|
|
|
|
|
by touisteur
554 days ago
|
|
Talking long convolutions, on parallel architectures, through FFT there's a lot of performance to gain from Overlap-and-Add or Overlap-and-Save schemes, especially on GPUs with cuFFTDx which brings a whole new set of device primitives to the table and looking at (or getting inspiration from) tcFFT which allows using Tensor Cores for FFT and actually increases throughput on lots of convolution workloads. |
|
I'm curious if there are other methods for approximating long convolutions that are well-known or widely-used, outside of overlap-add and overlap-save? I'm in the audio field and interested in learning long _FIR_ filters to describe the resonances of physical objects, like instruments, or rooms. Block-coding, or fixed-frame size approaches reign supreme, of course, but have their own issues in terms of windowing artifacts, etc.

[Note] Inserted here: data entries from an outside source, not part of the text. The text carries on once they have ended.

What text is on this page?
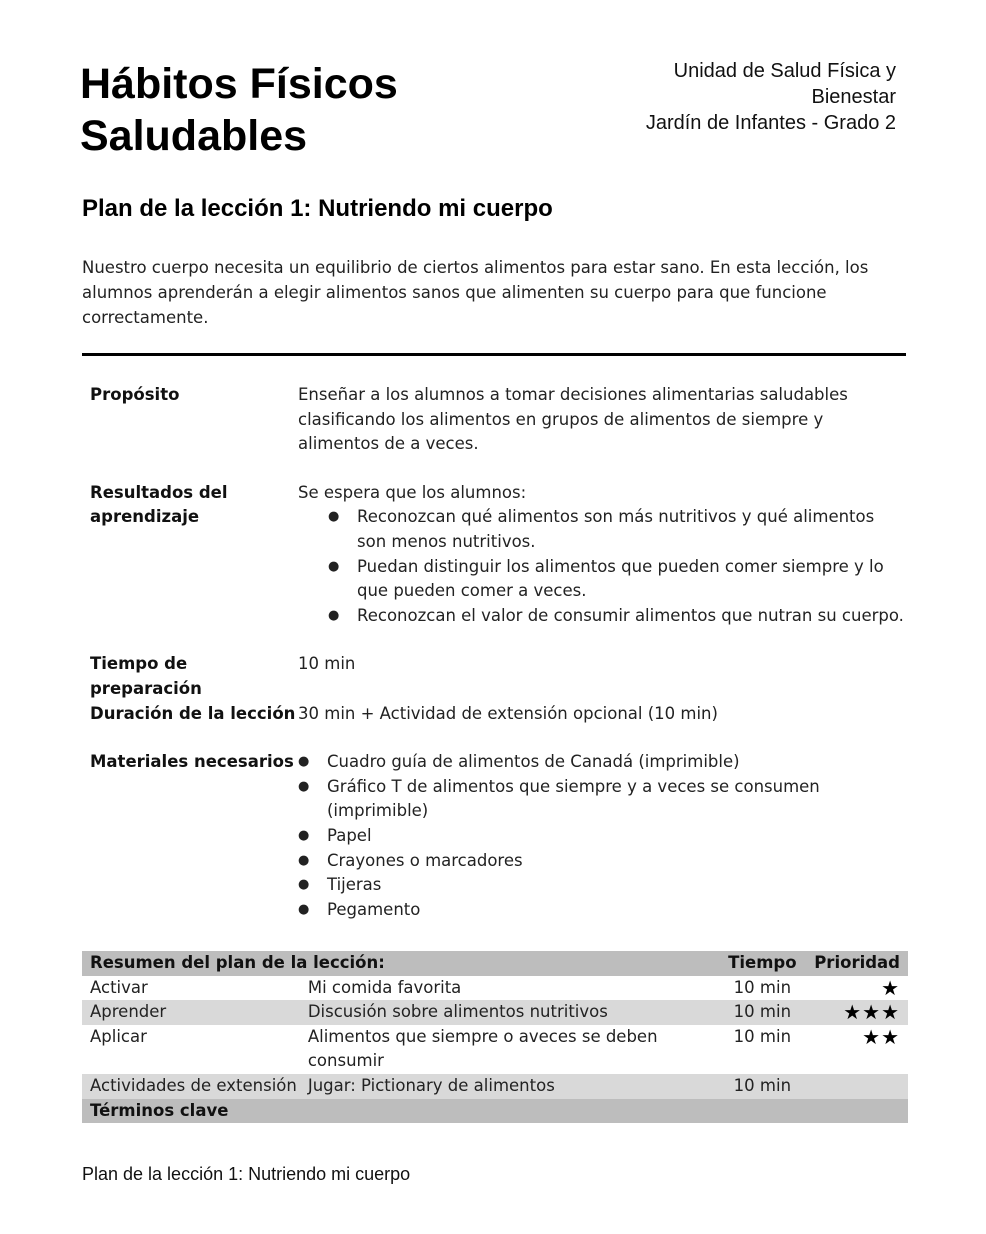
Hábitos Físicos
Saludables
Unidad de Salud Física y
Bienestar
Jardín de Infantes - Grado 2
Plan de la lección 1: Nutriendo mi cuerpo

Nuestro cuerpo necesita un equilibrio de ciertos alimentos para estar sano. En esta lección, los alumnos aprenderán a elegir alimentos sanos que alimenten su cuerpo para que funcione correctamente.

Propósito	Enseñar a los alumnos a tomar decisiones alimentarias saludables clasificando los alimentos en grupos de alimentos de siempre y alimentos de a veces.
Resultados del aprendizaje
Se espera que los alumnos:
● Reconozcan qué alimentos son más nutritivos y qué alimentos son menos nutritivos.
● Puedan distinguir los alimentos que pueden comer siempre y lo que pueden comer a veces.
● Reconozcan el valor de consumir alimentos que nutran su cuerpo.
Tiempo de preparación
10 min
Duración de la lección 30 min + Actividad de extensión opcional (10 min)
Materiales necesarios
●	Cuadro guía de alimentos de Canadá (imprimible)
● Gráfico T de alimentos que siempre y a veces se consumen (imprimible)
● Papel
● Crayones o marcadores
● Tijeras
● Pegamento
Resumen del plan de la lección:	Tiempo	Prioridad
Activar	Mi comida favorita	10 min	★
Aprender	Discusión sobre alimentos nutritivos	10 min	★★★
Aplicar	Alimentos que siempre o aveces se deben consumir
10 min	★★
Actividades de extensión Jugar: Pictionary de alimentos	10 min
Términos clave

Plan de la lección 1: Nutriendo mi cuerpo
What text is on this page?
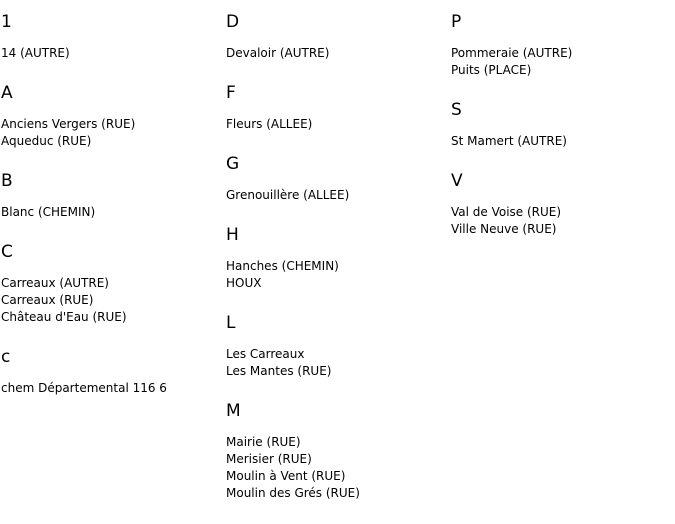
1
14 (AUTRE)
A
Anciens Vergers (RUE)
Aqueduc (RUE)
B
Blanc (CHEMIN)
C
Carreaux (AUTRE)
Carreaux (RUE)
Château d'Eau (RUE)
c
chem Départemental 116 6
D
Devaloir (AUTRE)
F
Fleurs (ALLEE)
G
Grenouillère (ALLEE)
H
Hanches (CHEMIN)
HOUX
L
Les Carreaux
Les Mantes (RUE)
M
Mairie (RUE)
Merisier (RUE)
Moulin à Vent (RUE)
Moulin des Grés (RUE)
P
Pommeraie (AUTRE)
Puits (PLACE)
S
St Mamert (AUTRE)
V
Val de Voise (RUE)
Ville Neuve (RUE)
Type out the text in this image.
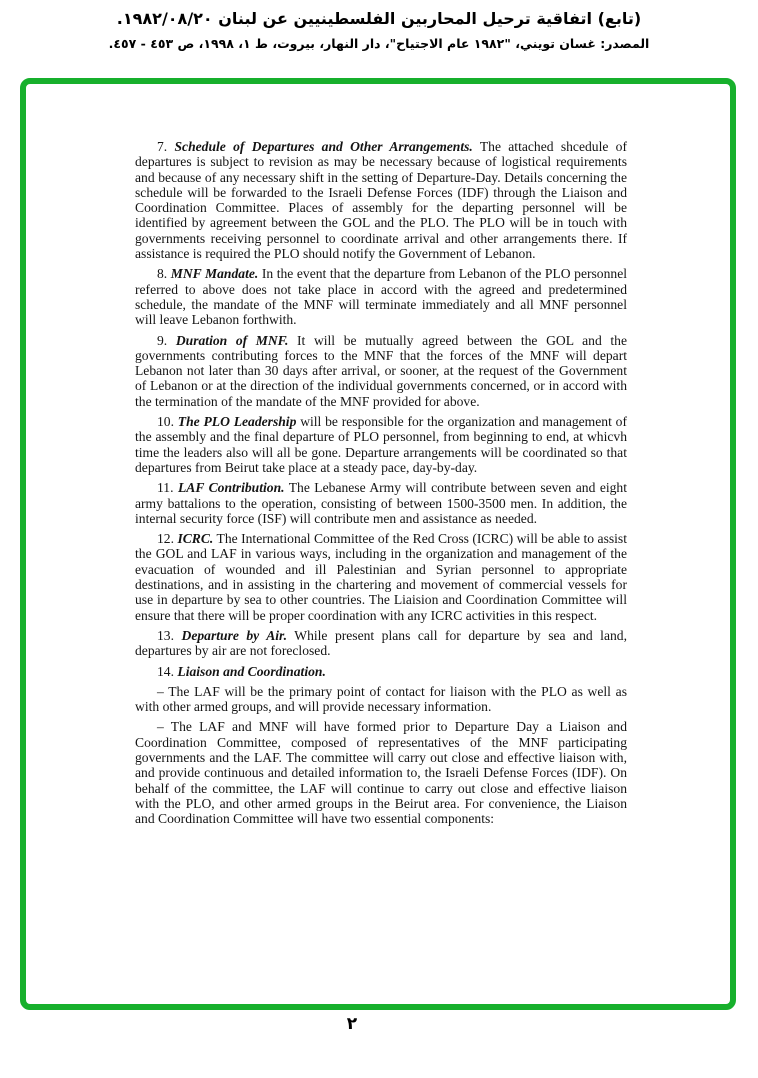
(تابع) اتفاقية ترحيل المحاربين الفلسطينيين عن لبنان ١٩٨٢/٠٨/٢٠.
المصدر: غسان تويني، "١٩٨٢ عام الاجتياح"، دار النهار، بيروت، ط ١، ١٩٩٨، ص ٤٥٣ - ٤٥٧.

7. Schedule of Departures and Other Arrangements. The attached shcedule of departures is subject to revision as may be necessary because of logistical requirements and because of any necessary shift in the setting of Departure-Day. Details concerning the schedule will be forwarded to the Israeli Defense Forces (IDF) through the Liaison and Coordination Committee. Places of assembly for the departing personnel will be identified by agreement between the GOL and the PLO. The PLO will be in touch with governments receiving personnel to coordinate arrival and other arrangements there. If assistance is required the PLO should notify the Government of Lebanon.

8. MNF Mandate. In the event that the departure from Lebanon of the PLO personnel referred to above does not take place in accord with the agreed and predetermined schedule, the mandate of the MNF will terminate immediately and all MNF personnel will leave Lebanon forthwith.

9. Duration of MNF. It will be mutually agreed between the GOL and the governments contributing forces to the MNF that the forces of the MNF will depart Lebanon not later than 30 days after arrival, or sooner, at the request of the Government of Lebanon or at the direction of the individual governments concerned, or in accord with the termination of the mandate of the MNF provided for above.

10. The PLO Leadership will be responsible for the organization and management of the assembly and the final departure of PLO personnel, from beginning to end, at whicvh time the leaders also will all be gone. Departure arrangements will be coordinated so that departures from Beirut take place at a steady pace, day-by-day.

11. LAF Contribution. The Lebanese Army will contribute between seven and eight army battalions to the operation, consisting of between 1500-3500 men. In addition, the internal security force (ISF) will contribute men and assistance as needed.

12. ICRC. The International Committee of the Red Cross (ICRC) will be able to assist the GOL and LAF in various ways, including in the organization and management of the evacuation of wounded and ill Palestinian and Syrian personnel to appropriate destinations, and in assisting in the chartering and movement of commercial vessels for use in departure by sea to other countries. The Liaision and Coordination Committee will ensure that there will be proper coordination with any ICRC activities in this respect.

13. Departure by Air. While present plans call for departure by sea and land, departures by air are not foreclosed.

14. Liaison and Coordination.

– The LAF will be the primary point of contact for liaison with the PLO as well as with other armed groups, and will provide necessary information.

– The LAF and MNF will have formed prior to Departure Day a Liaison and Coordination Committee, composed of representatives of the MNF participating governments and the LAF. The committee will carry out close and effective liaison with, and provide continuous and detailed information to, the Israeli Defense Forces (IDF). On behalf of the committee, the LAF will continue to carry out close and effective liaison with the PLO, and other armed groups in the Beirut area. For convenience, the Liaison and Coordination Committee will have two essential components:

٢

I'm definitely aware that multiplication in the (complex) frequency domain is equivalent to convolution in the time domain and that, because of the fast-fourier transform, this can yield increased efficiency. However, this still results in storing a lot of gradient information that my intuition tells me (possibly incorrectly) is full of redundancy and waste.
Stateful, IIR, or auto-regressive approaches are _one_ obvious answer, but this changes the game in terms of training and inference parallelization.
A couple ideas I've considered, but have not yet tried, or looked too deeply into:
- First performing PCA in the complex frequency domain, reducing the point-wise multiplication that must occur. Without some additional normalization up-front, it's likely this would be equivalent to downsampling/low-pass filtering and performing the convolution there. The learnable filter bank would live in the PCA space, reducing the overall number of learned parameters.
- A Compressed Sensing inspired approach, where we perform a sparse, sub-sampled random set of points from both signals and recover the full result based on the assumption that both convolver and convolvee? are sparse in the fourier domain. This one is pretty half-baked.
I'd love to hear about papers you've read, or thoughts you've had about this problem.